At the same time, we have significant changes happening at the federal level, we have significant changes happening at the state level, we have significant changes in terms of what is showing up in terms of health care needs, and we have this desire to integrate primary care and behavioral health in a way that meets all of the needs of the person sitting in front of you. It’s a tall challenge, an incredibly tall challenge.

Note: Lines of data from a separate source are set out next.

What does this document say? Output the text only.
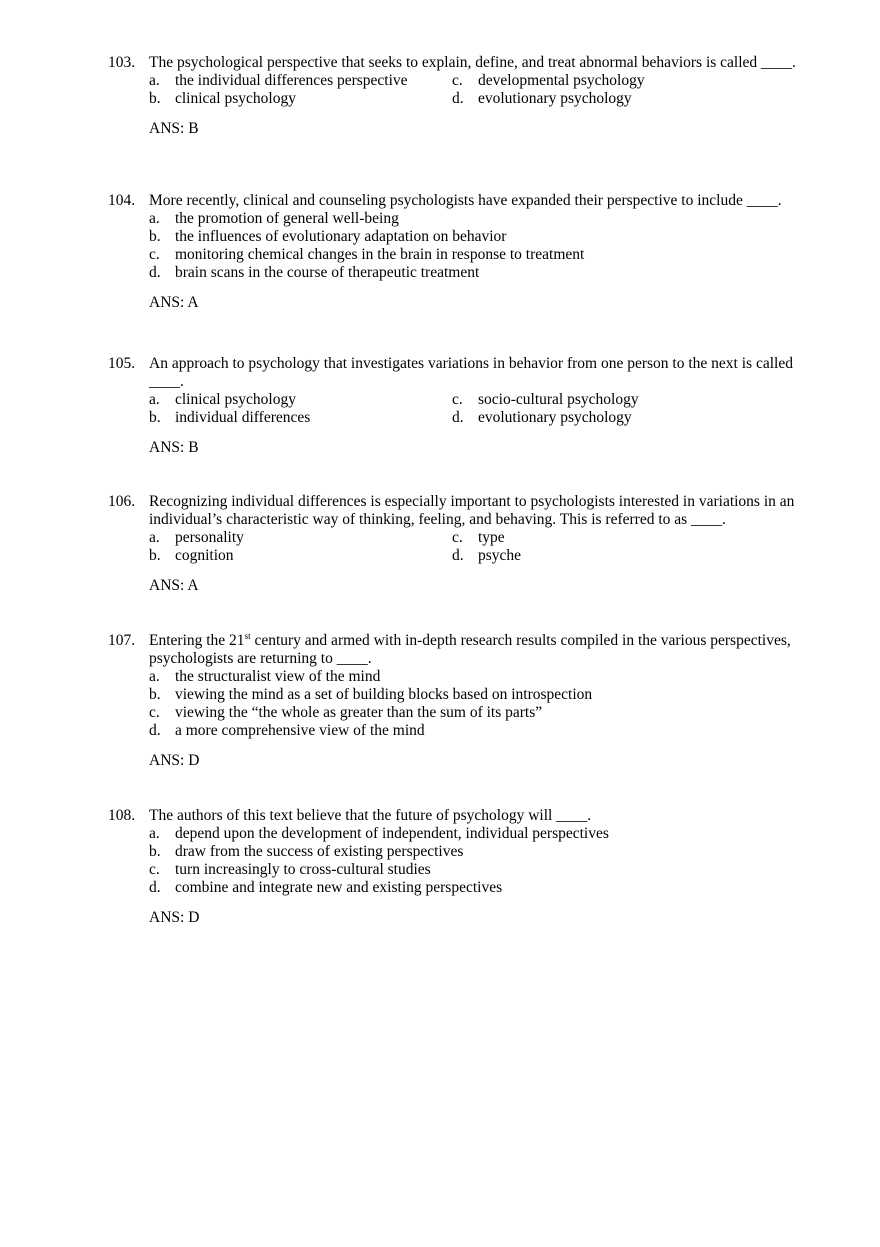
103. The psychological perspective that seeks to explain, define, and treat abnormal behaviors is called ____.
a. the individual differences perspective	c. developmental psychology
b. clinical psychology	d. evolutionary psychology
ANS: B
104. More recently, clinical and counseling psychologists have expanded their perspective to include ____.
a. the promotion of general well-being
b. the influences of evolutionary adaptation on behavior
c. monitoring chemical changes in the brain in response to treatment
d. brain scans in the course of therapeutic treatment
ANS: A
105. An approach to psychology that investigates variations in behavior from one person to the next is called ____.
a. clinical psychology	c. socio-cultural psychology
b. individual differences	d. evolutionary psychology
ANS: B
106. Recognizing individual differences is especially important to psychologists interested in variations in an individual’s characteristic way of thinking, feeling, and behaving. This is referred to as ____.
a. personality	c. type
b. cognition	d. psyche
ANS: A
107. Entering the 21st century and armed with in-depth research results compiled in the various perspectives, psychologists are returning to ____.
a. the structuralist view of the mind
b. viewing the mind as a set of building blocks based on introspection
c. viewing the “the whole as greater than the sum of its parts”
d. a more comprehensive view of the mind
ANS: D
108. The authors of this text believe that the future of psychology will ____.
a. depend upon the development of independent, individual perspectives
b. draw from the success of existing perspectives
c. turn increasingly to cross-cultural studies
d. combine and integrate new and existing perspectives
ANS: D
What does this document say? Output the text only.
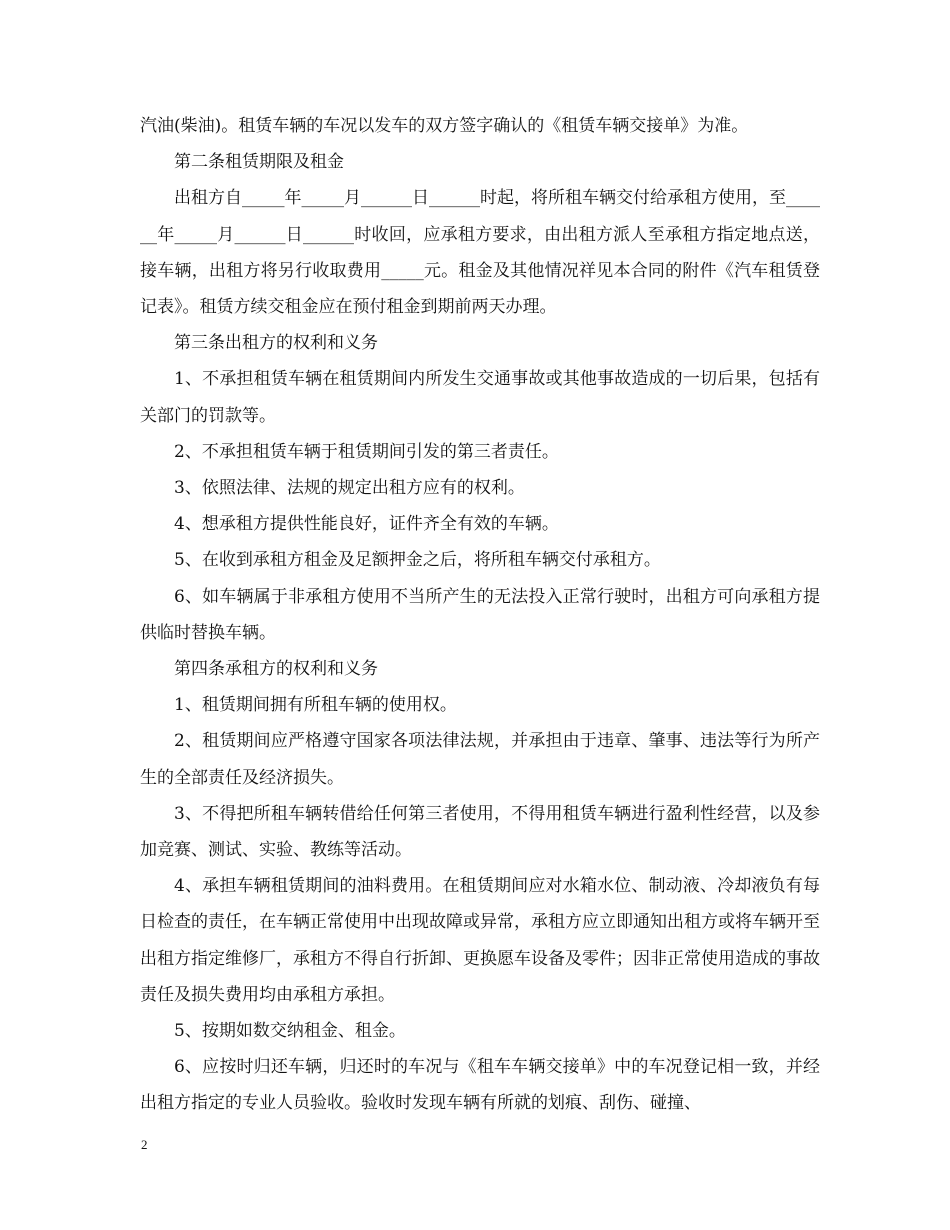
汽油(柴油)。租赁车辆的车况以发车的双方签字确认的《租赁车辆交接单》为准。

第二条租赁期限及租金

出租方自_____年_____月______日______时起，将所租车辆交付给承租方使用，至______年_____月______日______时收回，应承租方要求，由出租方派人至承租方指定地点送，接车辆，出租方将另行收取费用_____元。租金及其他情况祥见本合同的附件《汽车租赁登记表》。租赁方续交租金应在预付租金到期前两天办理。

第三条出租方的权利和义务

1、不承担租赁车辆在租赁期间内所发生交通事故或其他事故造成的一切后果，包括有关部门的罚款等。

2、不承担租赁车辆于租赁期间引发的第三者责任。

3、依照法律、法规的规定出租方应有的权利。

4、想承租方提供性能良好，证件齐全有效的车辆。

5、在收到承租方租金及足额押金之后，将所租车辆交付承租方。

6、如车辆属于非承租方使用不当所产生的无法投入正常行驶时，出租方可向承租方提供临时替换车辆。

第四条承租方的权利和义务

1、租赁期间拥有所租车辆的使用权。

2、租赁期间应严格遵守国家各项法律法规，并承担由于违章、肇事、违法等行为所产生的全部责任及经济损失。

3、不得把所租车辆转借给任何第三者使用，不得用租赁车辆进行盈利性经营，以及参加竞赛、测试、实验、教练等活动。

4、承担车辆租赁期间的油料费用。在租赁期间应对水箱水位、制动液、冷却液负有每日检查的责任，在车辆正常使用中出现故障或异常，承租方应立即通知出租方或将车辆开至出租方指定维修厂，承租方不得自行折卸、更换愿车设备及零件；因非正常使用造成的事故责任及损失费用均由承租方承担。

5、按期如数交纳租金、租金。

6、应按时归还车辆，归还时的车况与《租车车辆交接单》中的车况登记相一致，并经出租方指定的专业人员验收。验收时发现车辆有所就的划痕、刮伤、碰撞、

2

To me, the only way that gets addressed is that you have to look at the system as a whole, you need to identify where the gaps are, and you need to identify where are the success stories, and you need to start to move forward with creating a system of care that looks at those gaps, and looks at those success stories, to see if there is some way those two things can be merged to be able truly address what is happening in the field.

To be able to support that type of infrastructure, there needs to be a better reimbursement rate, because it’s not going to happen without that.

ConvergenceRI: How does that play out in terms of sustainability?
STORTI:
We have seen this emergence of innovative ideas, which I have to say, I think we have some very creative people in this state; we’re able to secure an enormous amount of federal funding. One of the things we don’t do very well is succession planning or sustainability planning.

You have these wildly successful programs, and then after the funding ends, how do you sustain it. We can’t keep going back to Medicaid or Medicare to always be answer to sustaining successful programs.

It tells me that we need to do things differently than we have done, up to this point.

ConvergenceRI: What is it that you like to see come out as a potential legislative fix from the study commission on reimbursement rates?
STORTI:
It probably would be two-fold. I could be wrong, I am unaware at this moment in time of a structure that actually looks how to deliver an evidence-based practice and what the actual cost is for that within the state of Rhode Island.

We consistently talk about research and evidence-based practices, with [the goal of] providers in the state being held to that standard. Yet they are not compensated for that level of care. When I say, that level of care, what I mean is that there are some practices that can only be delivered by specifically trained professionals.

If you are not being reimbursed at an appropriate level, how do you even hire individuals to be able to deliver that type of care?

I would love to see a review body, for lack of a better word, that can look at the literature. We have the expertise in the state, god knows, we just don’t use it as much as we should, to come together and actually lay out a plan to cost out the actual delivery of a particular type of service. What does that look like?

From a very brief literature review, I came up with probably 10 or 11 different types of models to look at reimbursement. And I’m not saying that any of them are the right model for Rhode Island. But, we need to start somewhere. So, is there some way we can collectively develop a brain trust that would look at this comprehensively, to come up with an actual reimbursement rate that would allow the system to be able to provide the level of care that patients need or consumers need, so they are actually able to live a productive life within the community and participate within the community at all levels.

I don’t know, from a legislative standpoint, what Sen. Miller will be able to propose that is not going to sound like a mandate – other than a Medicaid review process maybe every two years, or maybe every five years. That might be something that would be beneficial.

Once we get to that place, when we know what the actual cost of health care delivery is, we are able then to review it and make the appropriate changes as time goes on.

Once you develop that good infrastructure for health care, you need to figure out a way to sustain it. The hope is, going back to the Rhode Island Foundation [long-term plan], is if we can design a system that not only looks at the physical and behavioral health components, but also [includes] all of those other wrap-around services such as housing, because housing cuts across everything, quite honestly.

Those are things we need to focus our attention on and continue to fund. I don’t think we’ve done that yet.